Caray spent more than 50 years behind the microphone, calling games for the St. Louis Cardinals, the Oakland Athletics, the Chicago White Sox, and finally the Chicago Cubs, where he became inseparable from Wrigley Field itself. His seventh-inning stretch rendition of "Take Me Out to the Ballgame" turned a routine tradition into an event. His voice carried the kind of enthusiasm that pulled casual listeners into full-time fans, and his death prompted an outpouring from the baseball world. Cubs players, coaches, and former stars attended his memorial.

February 18 also marks the birth of Joe Gordon in 1915. Gordon played 11 major league seasons at second base for the Yankees and Cleveland Indians, combining power hitting with exceptional defense. He won the 1942 American League MVP Award over Ted Williams, who had won the Triple Crown that year. Gordon earned five World Series rings with the Yankees and was elected to the Hall of Fame in 2009 by the Veterans Committee.

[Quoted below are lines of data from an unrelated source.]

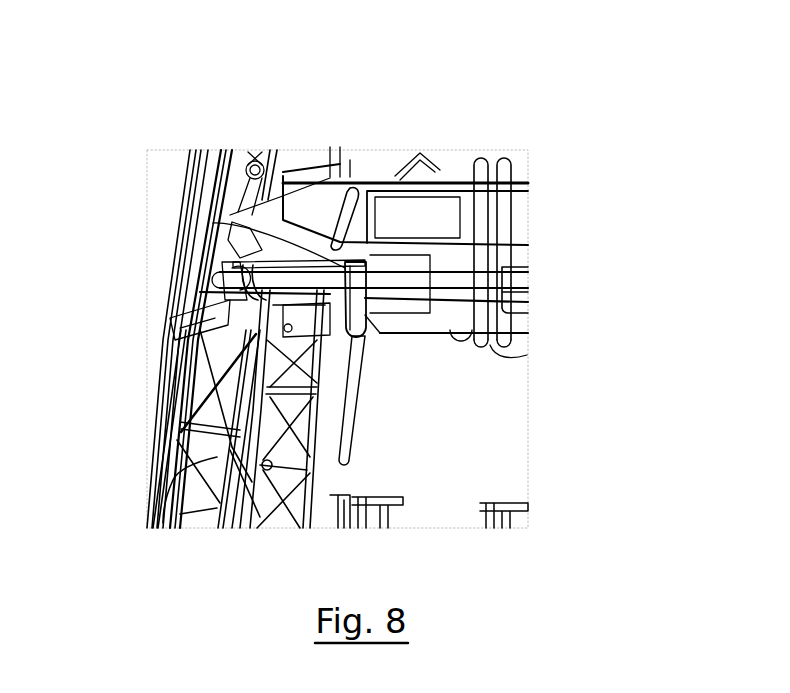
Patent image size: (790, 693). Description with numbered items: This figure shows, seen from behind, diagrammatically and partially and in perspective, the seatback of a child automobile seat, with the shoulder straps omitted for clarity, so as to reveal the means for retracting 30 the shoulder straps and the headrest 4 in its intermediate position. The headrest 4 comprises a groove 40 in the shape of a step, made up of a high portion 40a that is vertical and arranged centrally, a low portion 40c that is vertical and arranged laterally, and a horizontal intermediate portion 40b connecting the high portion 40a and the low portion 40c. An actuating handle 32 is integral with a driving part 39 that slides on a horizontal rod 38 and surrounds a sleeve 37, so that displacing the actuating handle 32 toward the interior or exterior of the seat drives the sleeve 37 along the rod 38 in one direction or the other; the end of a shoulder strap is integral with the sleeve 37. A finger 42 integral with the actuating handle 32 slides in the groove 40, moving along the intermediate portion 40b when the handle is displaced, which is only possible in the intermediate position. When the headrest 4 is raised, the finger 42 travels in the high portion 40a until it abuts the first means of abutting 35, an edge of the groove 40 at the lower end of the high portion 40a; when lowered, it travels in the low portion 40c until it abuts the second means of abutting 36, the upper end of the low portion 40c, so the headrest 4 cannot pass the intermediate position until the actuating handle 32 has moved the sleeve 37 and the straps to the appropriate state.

The headrest 4 is at (457, 455).
The means for retracting 30 is at (406, 275).
The actuating handle 32 is at (326, 170).
The first means of abutting 35 is at (462, 333).
The second means of abutting 36 is at (378, 335).
The sleeve 37 is at (245, 322).
The horizontal rod 38 is at (527, 278).
The driving part 39 is at (232, 226).
The groove 40 is at (527, 355).
The high portion 40a is at (432, 205).
The intermediate portion 40b is at (398, 333).
The low portion 40c is at (357, 528).
The finger 42 is at (370, 332).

Manny Mota, one of the most accomplished pinch-hitters in baseball history, was born on this date in 1938 in Santo Domingo, Dominican Republic. Over 20 seasons with the Giants, Pirates, Expos, and Dodgers, Mota accumulated 150 career pinch-hits, a record that stood for decades until Lenny Harris broke it. His ability to deliver off the bench made him a model for the specialist role in National League lineups.